Tuesday, September 21, 2010

Spelling it Out

As I have been writing letters as part of the tenure and promotion evaluation of assistant professors at other institutions, I have been struck by the great variation in the "tenure code" documents I have been sent to help me write my letters. Typically, these documents outline an institution's or a department's criteria for tenure and promotion, but the level of specificity of these documents varies a lot.

At the vague end of the spectrum are documents that state that the candidate must show evidence for "scholarly achievement" (or words to that effect). This is useless for my purposes, and I just write my evaluation however I think best. In my experience, these documents are the most common type.

At the definitive end of the spectrum are documents that state that the candidate must have x papers every n years in "respected journals" and at least y grants from external funding agencies. In these cases, which I rarely encounter, I don't really understand the point of an external letter. If the candidate met the criteria and is going to get tenure, why ask for anyone's opinion? Does it matter if I think the x papers were flawed and uninteresting? If not, then don't waste my time. If it matters, then rewrite the document to include some vague statement about "scholarly achievement".

The definitive tenure criteria likely result in fewer tenure appeals than the vague tenure "criteria", and the vague ones surely result in higher levels of anxiety and uncertainty for tenure-track faculty, but the definitive ones have problems as well. For example, unless there is a way to specify the quality of the "respected journals" (probably by impact factor, for lack of a better measure) and the contribution of the candidate to a multi-author paper and whether it is good or bad to have lots of co-authors (including students), there is little point in specifying the number of papers that must be published in n years unless that really is all that matters.

In that case, these documents might as well just say: To obtain tenure, a candidate must have their name somewhere in the author list of a paper published in some journal that someone respects.

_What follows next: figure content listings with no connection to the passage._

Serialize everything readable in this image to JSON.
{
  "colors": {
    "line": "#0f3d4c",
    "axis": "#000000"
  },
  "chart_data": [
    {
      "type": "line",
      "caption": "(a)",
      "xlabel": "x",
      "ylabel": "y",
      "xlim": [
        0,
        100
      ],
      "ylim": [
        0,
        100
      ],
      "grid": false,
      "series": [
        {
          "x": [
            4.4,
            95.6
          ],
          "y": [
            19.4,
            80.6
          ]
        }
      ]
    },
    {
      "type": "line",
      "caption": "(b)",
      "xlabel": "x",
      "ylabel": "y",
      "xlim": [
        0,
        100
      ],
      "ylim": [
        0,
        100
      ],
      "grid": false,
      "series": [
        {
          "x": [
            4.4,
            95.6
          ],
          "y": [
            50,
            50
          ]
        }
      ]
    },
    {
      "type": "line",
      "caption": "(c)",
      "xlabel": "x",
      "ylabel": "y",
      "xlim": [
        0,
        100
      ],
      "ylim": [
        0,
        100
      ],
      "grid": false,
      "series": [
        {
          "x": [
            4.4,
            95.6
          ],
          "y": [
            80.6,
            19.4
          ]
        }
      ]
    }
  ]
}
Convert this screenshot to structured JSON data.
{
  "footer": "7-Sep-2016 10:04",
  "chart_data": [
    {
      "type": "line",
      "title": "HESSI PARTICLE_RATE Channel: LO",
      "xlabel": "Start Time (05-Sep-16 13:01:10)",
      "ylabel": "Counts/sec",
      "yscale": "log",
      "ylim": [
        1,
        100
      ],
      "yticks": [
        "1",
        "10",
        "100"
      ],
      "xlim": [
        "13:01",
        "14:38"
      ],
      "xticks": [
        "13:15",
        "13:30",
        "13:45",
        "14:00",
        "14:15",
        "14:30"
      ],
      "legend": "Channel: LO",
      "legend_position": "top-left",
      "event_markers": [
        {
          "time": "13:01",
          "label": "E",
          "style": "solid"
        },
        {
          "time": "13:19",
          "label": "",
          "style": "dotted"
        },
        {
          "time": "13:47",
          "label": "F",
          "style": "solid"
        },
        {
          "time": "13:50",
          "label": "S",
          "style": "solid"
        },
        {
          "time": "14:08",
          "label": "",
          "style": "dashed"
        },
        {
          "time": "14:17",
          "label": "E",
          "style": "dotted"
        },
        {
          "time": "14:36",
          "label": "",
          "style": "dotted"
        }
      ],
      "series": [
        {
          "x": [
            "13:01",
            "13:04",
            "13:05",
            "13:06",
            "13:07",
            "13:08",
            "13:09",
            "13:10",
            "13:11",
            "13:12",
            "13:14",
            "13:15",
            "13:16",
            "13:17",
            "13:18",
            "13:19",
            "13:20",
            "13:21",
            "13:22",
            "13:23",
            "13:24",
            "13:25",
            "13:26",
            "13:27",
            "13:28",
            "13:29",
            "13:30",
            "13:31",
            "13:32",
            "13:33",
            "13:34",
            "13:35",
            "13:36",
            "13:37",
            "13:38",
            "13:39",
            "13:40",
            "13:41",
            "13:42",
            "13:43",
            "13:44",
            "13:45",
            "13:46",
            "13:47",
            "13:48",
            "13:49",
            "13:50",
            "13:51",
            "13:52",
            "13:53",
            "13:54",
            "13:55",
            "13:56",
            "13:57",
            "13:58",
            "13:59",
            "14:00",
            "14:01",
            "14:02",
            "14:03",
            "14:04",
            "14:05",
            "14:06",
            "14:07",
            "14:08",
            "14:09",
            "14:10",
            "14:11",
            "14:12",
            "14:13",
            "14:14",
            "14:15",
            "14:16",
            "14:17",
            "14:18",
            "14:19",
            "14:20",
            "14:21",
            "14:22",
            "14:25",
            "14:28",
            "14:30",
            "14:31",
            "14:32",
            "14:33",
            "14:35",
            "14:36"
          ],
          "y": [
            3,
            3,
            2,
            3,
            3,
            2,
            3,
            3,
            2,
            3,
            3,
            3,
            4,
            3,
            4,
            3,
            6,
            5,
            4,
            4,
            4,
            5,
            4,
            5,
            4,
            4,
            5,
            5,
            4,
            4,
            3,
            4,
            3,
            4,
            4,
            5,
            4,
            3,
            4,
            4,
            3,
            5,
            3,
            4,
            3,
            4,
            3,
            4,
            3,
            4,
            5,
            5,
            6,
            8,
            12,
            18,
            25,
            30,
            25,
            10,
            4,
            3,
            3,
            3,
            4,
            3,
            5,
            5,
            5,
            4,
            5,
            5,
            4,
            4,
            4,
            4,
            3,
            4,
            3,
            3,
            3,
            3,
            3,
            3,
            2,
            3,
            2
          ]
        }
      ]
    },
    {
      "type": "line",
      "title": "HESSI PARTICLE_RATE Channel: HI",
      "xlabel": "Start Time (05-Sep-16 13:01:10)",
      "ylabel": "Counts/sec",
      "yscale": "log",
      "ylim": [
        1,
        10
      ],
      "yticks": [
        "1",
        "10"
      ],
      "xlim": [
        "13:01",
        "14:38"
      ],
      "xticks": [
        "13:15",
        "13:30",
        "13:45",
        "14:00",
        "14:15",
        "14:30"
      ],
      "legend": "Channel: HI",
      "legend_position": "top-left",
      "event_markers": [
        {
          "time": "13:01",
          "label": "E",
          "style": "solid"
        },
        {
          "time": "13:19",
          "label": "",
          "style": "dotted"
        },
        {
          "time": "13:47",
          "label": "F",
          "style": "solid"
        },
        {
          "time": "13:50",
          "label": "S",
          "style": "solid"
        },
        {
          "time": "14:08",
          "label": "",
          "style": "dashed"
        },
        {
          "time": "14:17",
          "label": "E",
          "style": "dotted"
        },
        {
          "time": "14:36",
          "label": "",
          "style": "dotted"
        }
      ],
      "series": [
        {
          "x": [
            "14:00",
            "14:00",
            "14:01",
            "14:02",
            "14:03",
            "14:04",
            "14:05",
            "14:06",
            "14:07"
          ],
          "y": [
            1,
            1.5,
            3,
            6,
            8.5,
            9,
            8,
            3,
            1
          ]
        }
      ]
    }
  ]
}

I am actually ambivalent about these documents, speaking from the point of view of a letter writer. I know they must exist, but there really is no good way to construct them to be useful to the letter writer (or the candidate): too vague is useless, and too specific is strange and leads to more questions (most of which can't be answered).

As a candidate, you have to find out the 'unwritten' information by figuring out the norms of your department and institution. This is typically accomplished by having an effective mentor, by talking to other assistant professors, and by having a candid talk with your department chair and mentor at various stages along the road to the tenure evaluation. You can also attend informational talks given by deans or deanlets, although, as an assistant professor, I found such workshops disturbing because the information in them conflicted with what my department chair had told me about some issues (e.g., the selection of letter writers). Even so, I identified these conflicts of information, talked to the chair about them, he talked to the dean, and all was eventually sorted out.

As a letter writer, I don't know the 'unwritten' information, and I'd rather not guess. All I can do is try to write a fair letter based on what is in the record and on my perception of the quality of the candidate's research. The people at the candidate's institution will have to sort the rest out for themselves, depending on what they think my criteria/standards for tenure are likely to be; i.e., they can discount my letter (if my criteria seem too harsh), take it seriously (if they think my opinion is well supported), or pick out the parts that agree with their own opinion.

Mostly, I just need to finish these letters so I can stop obsessing over them (one in particular is much more difficult to write than I expected), and then I can move on to my next adventure in Professional Service Activities.

3 comments:

Anonymous said...

Colleges spend a lot of time and energy rating people. Students are rated. Professors are rated. Colleges are rated. I wonder what a Buddist college would be like, which didn't emphasize ratings, or what an anthropologist would make of all this.

A kind of anarchy seems to prevail in academia. Each Professor has their own way of doing things. Someone once told me about an experiment a math department did where all the professors were asked to grade the same paper. The result was each professor graded the paper differently.

Anonymous said...

I recently wrote a letter for a P&T evaluation that was maddeningly vague. The solicitation basically said, "Prof A is up for P&T, and we would like your evaluation." It did NOT ask whether I would recommend promotion; it asked for an evaluation of Prof A in terms of research quality and promise. It sounded like they just wanted an ordinary letter of recommendation. Prof A was also up for early tenure, but no mention was made of this, and I do not know whether this institution offers two chances or not.

Basically, I got the message that I needn't spend too much time because they would simply do whatever they want with the promotion and couldn't give two hoots what I think.

Materialist said...

In the ultra-specific case, it sounds as if a helpful letter would talk up the journals on the candidate's CV as much as the actual person.
Re: Anonymous - since academic professorships are prized positions, there has to be some way of deciding who gets them. The system that has developed is heavily influenced by Western ideas about fairness, specifically meritocracy.